Definition of heliostat field in xml-format.

The parameters of heliostat are stored in the tag HeliostatKit and are grouped in the following way. The tag Primary with the attributes translation (${\mathbf{p}}_a$), rotationAxis ($\mathbf{a}$) and rotationAngles (${\alpha }_{\min },{\alpha }_{\max }$) is used for the primary drive. The tag Secondary with the attributes translation (${\mathbf{p}}_b$), rotationAxis ($\mathbf{b}$) and rotationAngles (${\beta }_{\min },{\beta }_{\max }$) is used for the secondary drive. The tag Facet with attributes translation (${\mathbf{p}}_m$, zero by default) and rotation (${\mathbf{R}}_m$, stored as Euler angles ${\phi }_x,{\phi }_y,{\phi }_z$) defines a heliostat facet and can be repeated several times. The tag Angles with the attributes primary ($\alpha$) and secondary ($\beta$) stores the orientation of heliostat. The tag Tracking with the attributes point (${\mathbf{r}}_{\mathrm{M}0}$) and normal (${\mathbf{n}}_0$) defines a vertex on the facet which will be used for tracking. The tag Aiming with the attribute point (${\mathbf{r}}_{\mathrm{A}}$) sets the aiming point.

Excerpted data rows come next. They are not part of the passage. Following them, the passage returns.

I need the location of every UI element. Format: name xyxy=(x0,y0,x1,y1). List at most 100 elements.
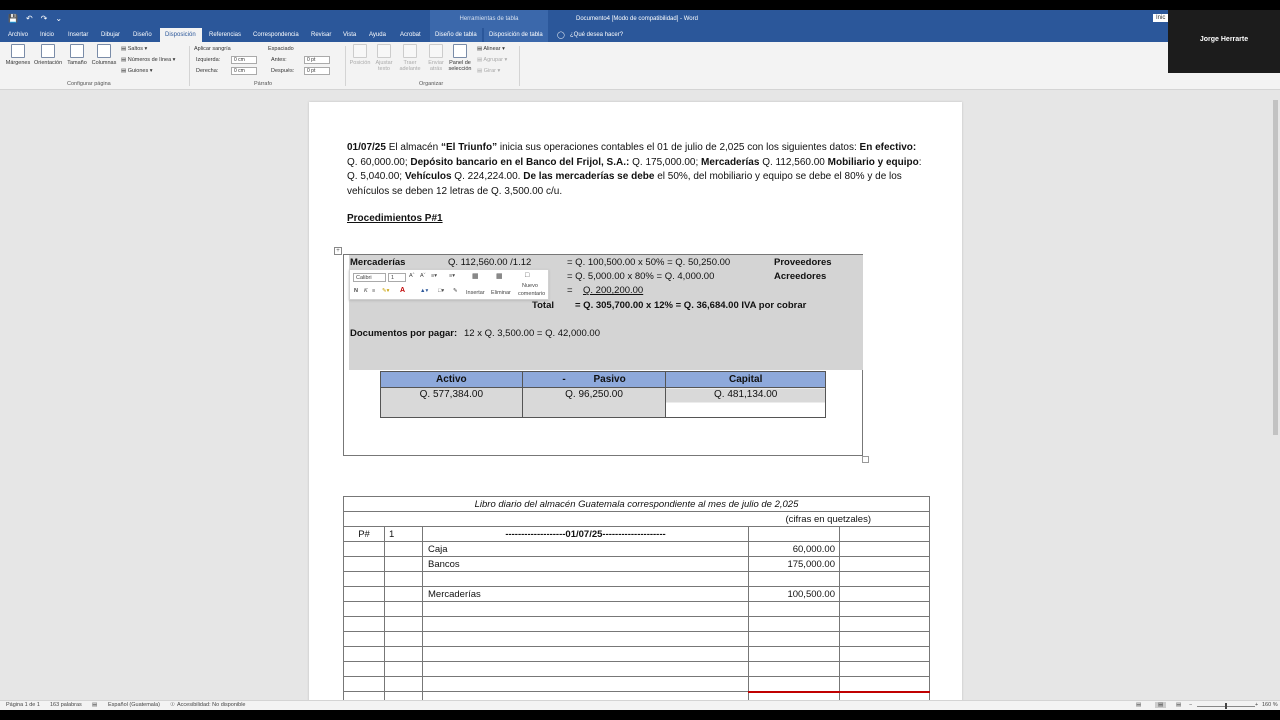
header-pasivo[interactable]: - Pasivo xyxy=(521,371,667,388)
italic-button[interactable]: K xyxy=(364,288,368,294)
mini-comment-label-2[interactable]: comentario xyxy=(518,291,545,297)
selection-pane-button[interactable]: Panel de selección xyxy=(446,44,474,72)
shrink-font-icon[interactable]: Aˇ xyxy=(420,273,426,279)
journal-cell[interactable] xyxy=(839,676,930,693)
table-move-handle[interactable]: + xyxy=(334,247,342,255)
tab-revisar[interactable]: Revisar xyxy=(306,28,336,42)
journal-cell[interactable] xyxy=(748,616,840,632)
tab-disposicion-tabla[interactable]: Disposición de tabla xyxy=(484,28,548,42)
journal-cell[interactable] xyxy=(422,676,749,692)
account-cell[interactable]: Bancos xyxy=(422,556,749,572)
date-line[interactable]: -------------------01/07/25-------------… xyxy=(422,526,749,542)
font-color-icon[interactable]: A xyxy=(400,287,405,294)
journal-subtitle[interactable]: (cifras en quetzales) xyxy=(343,511,930,527)
journal-cell[interactable] xyxy=(748,661,840,677)
word-count[interactable]: 163 palabras xyxy=(50,702,82,708)
align-icon[interactable]: ≡ xyxy=(372,288,375,294)
journal-cell[interactable] xyxy=(422,631,749,647)
vertical-scrollbar[interactable] xyxy=(1271,90,1280,700)
columns-button[interactable]: Columnas xyxy=(90,44,118,66)
account-cell[interactable] xyxy=(422,571,749,587)
indent-left-input[interactable]: 0 cm xyxy=(231,56,257,64)
journal-cell[interactable] xyxy=(839,556,930,572)
zoom-out-icon[interactable]: − xyxy=(1189,702,1192,708)
journal-cell[interactable] xyxy=(343,586,385,602)
tab-referencias[interactable]: Referencias xyxy=(204,28,246,42)
journal-cell[interactable] xyxy=(748,601,840,617)
journal-cell[interactable] xyxy=(384,616,423,632)
align-button[interactable]: ▤ Alinear ▾ xyxy=(477,46,505,52)
journal-cell[interactable] xyxy=(748,646,840,662)
shading-icon[interactable]: ▲▾ xyxy=(420,288,428,294)
journal-cell[interactable] xyxy=(839,646,930,662)
save-icon[interactable]: 💾 xyxy=(8,14,18,23)
mini-font-select[interactable]: Calibri xyxy=(353,273,386,282)
tab-acrobat[interactable]: Acrobat xyxy=(395,28,426,42)
bring-forward-button[interactable]: Traer adelante xyxy=(396,44,424,72)
journal-cell[interactable] xyxy=(384,556,423,572)
journal-cell[interactable] xyxy=(384,586,423,602)
journal-cell[interactable] xyxy=(384,676,423,692)
mini-insert-label[interactable]: Insertar xyxy=(466,290,485,296)
tab-archivo[interactable]: Archivo xyxy=(3,28,33,42)
numbering-icon[interactable]: ≡▾ xyxy=(449,273,455,279)
margins-button[interactable]: Márgenes xyxy=(4,44,32,66)
account-cell[interactable]: Caja xyxy=(422,541,749,557)
journal-title[interactable]: Libro diario del almacén Guatemala corre… xyxy=(343,496,930,512)
tab-inicio[interactable]: Inicio xyxy=(35,28,59,42)
journal-cell[interactable] xyxy=(839,586,930,602)
journal-cell[interactable] xyxy=(343,541,385,557)
debit-cell[interactable]: 60,000.00 xyxy=(748,541,840,557)
journal-cell[interactable] xyxy=(343,571,385,587)
intro-paragraph[interactable]: 01/07/25 El almacén “El Triunfo” inicia … xyxy=(347,141,922,199)
journal-cell[interactable] xyxy=(748,526,840,542)
debit-cell[interactable]: 100,500.00 xyxy=(748,586,840,602)
journal-cell[interactable] xyxy=(384,646,423,662)
journal-cell[interactable] xyxy=(384,571,423,587)
size-button[interactable]: Tamaño xyxy=(63,44,91,66)
journal-cell[interactable] xyxy=(343,676,385,692)
tab-ayuda[interactable]: Ayuda xyxy=(364,28,391,42)
journal-cell[interactable] xyxy=(343,616,385,632)
journal-cell[interactable] xyxy=(343,646,385,662)
signin-button[interactable]: Inic xyxy=(1153,14,1169,22)
language[interactable]: Español (Guatemala) xyxy=(108,702,160,708)
indent-right-input[interactable]: 0 cm xyxy=(231,67,257,75)
journal-cell[interactable] xyxy=(422,646,749,662)
spacing-after-input[interactable]: 0 pt xyxy=(304,67,330,75)
table-insert-icon[interactable]: ▦ xyxy=(472,272,479,280)
debit-cell[interactable]: 175,000.00 xyxy=(748,556,840,572)
tab-correspondencia[interactable]: Correspondencia xyxy=(248,28,304,42)
journal-cell[interactable] xyxy=(839,571,930,587)
table-resize-handle[interactable] xyxy=(862,456,869,463)
journal-cell[interactable] xyxy=(422,616,749,632)
wrap-text-button[interactable]: Ajustar texto xyxy=(370,44,398,72)
journal-cell[interactable] xyxy=(839,526,930,542)
journal-cell[interactable] xyxy=(839,601,930,617)
rotate-button[interactable]: ▤ Girar ▾ xyxy=(477,68,500,74)
bold-button[interactable]: N xyxy=(354,288,358,294)
scrollbar-thumb[interactable] xyxy=(1273,100,1278,435)
breaks-button[interactable]: ▤ Saltos ▾ xyxy=(121,46,147,52)
new-comment-icon[interactable]: □ xyxy=(525,272,529,279)
journal-cell[interactable] xyxy=(343,556,385,572)
journal-cell[interactable] xyxy=(748,631,840,647)
calculation-textbox[interactable]: Mercaderías Q. 112,560.00 /1.12 = Q. 100… xyxy=(343,254,863,456)
zoom-level[interactable]: 160 % xyxy=(1262,702,1278,708)
journal-cell[interactable] xyxy=(422,661,749,677)
mini-size-select[interactable]: 1 xyxy=(388,273,406,282)
account-cell[interactable]: Mercaderías xyxy=(422,586,749,602)
journal-cell[interactable] xyxy=(839,541,930,557)
tab-insertar[interactable]: Insertar xyxy=(63,28,93,42)
zoom-in-icon[interactable]: + xyxy=(1255,702,1258,708)
format-painter-icon[interactable]: ✎ xyxy=(453,288,458,294)
web-layout-icon[interactable]: ▤ xyxy=(1176,702,1181,708)
tell-me-search[interactable]: ¿Qué desea hacer? xyxy=(565,28,628,42)
journal-cell[interactable] xyxy=(384,541,423,557)
page-count[interactable]: Página 1 de 1 xyxy=(6,702,40,708)
journal-cell[interactable] xyxy=(839,616,930,632)
p-number[interactable]: 1 xyxy=(384,526,423,542)
mini-delete-label[interactable]: Eliminar xyxy=(491,290,511,296)
journal-cell[interactable] xyxy=(422,601,749,617)
borders-icon[interactable]: □▾ xyxy=(438,288,444,294)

The actual placement of heliostats is described in the tag Scene. It contains a tree of Node tags, which define geometrical transformations. Each node has the attributes translation ($\mathbf{p}$) and rotation ($\mathbf{R}$, stored as Euler angles ${\phi }_x,{\phi }_y,{\phi }_z$). The nodes can be nested, which combines the transformations. The heliostats are attached to the nodes by using the tag HeliostatKit with the attribute ref, which refers to a specific template with the attribute name.

Example of usage

The HelioK library can be used in Jupyter notebook (Fig. 3). The cell 1 imports the HelioK library with a short name hk. The cell 2 opens a heliostat field in xml-format and assigns it to a variable app. The cell 3 shows how to find a heliostat by name. The cell 4 sets the primary and secondary angles of the selected heliostat. The output is True, when the angles are within the tracking range. The cell 5 creates a reference to the sun object in the scene and changes its azimuth and elevation. The cell 6 updates the tracking angles of heliostat according to the position of the sun. The optional parameter debug enables a debug output. It shows two possible solutions and how the accuracy changes with iterations. If there is a solution within the tracking range, the tacking angles of heliostat are updated, and the output is True.

Fig. 3.

Example of using HelioK in Jupyter notebook.

Declaration of Competing Interest

The authors declare that they have no known competing financial interests or personal relationships that could have appeared to influence the work reported in this paper.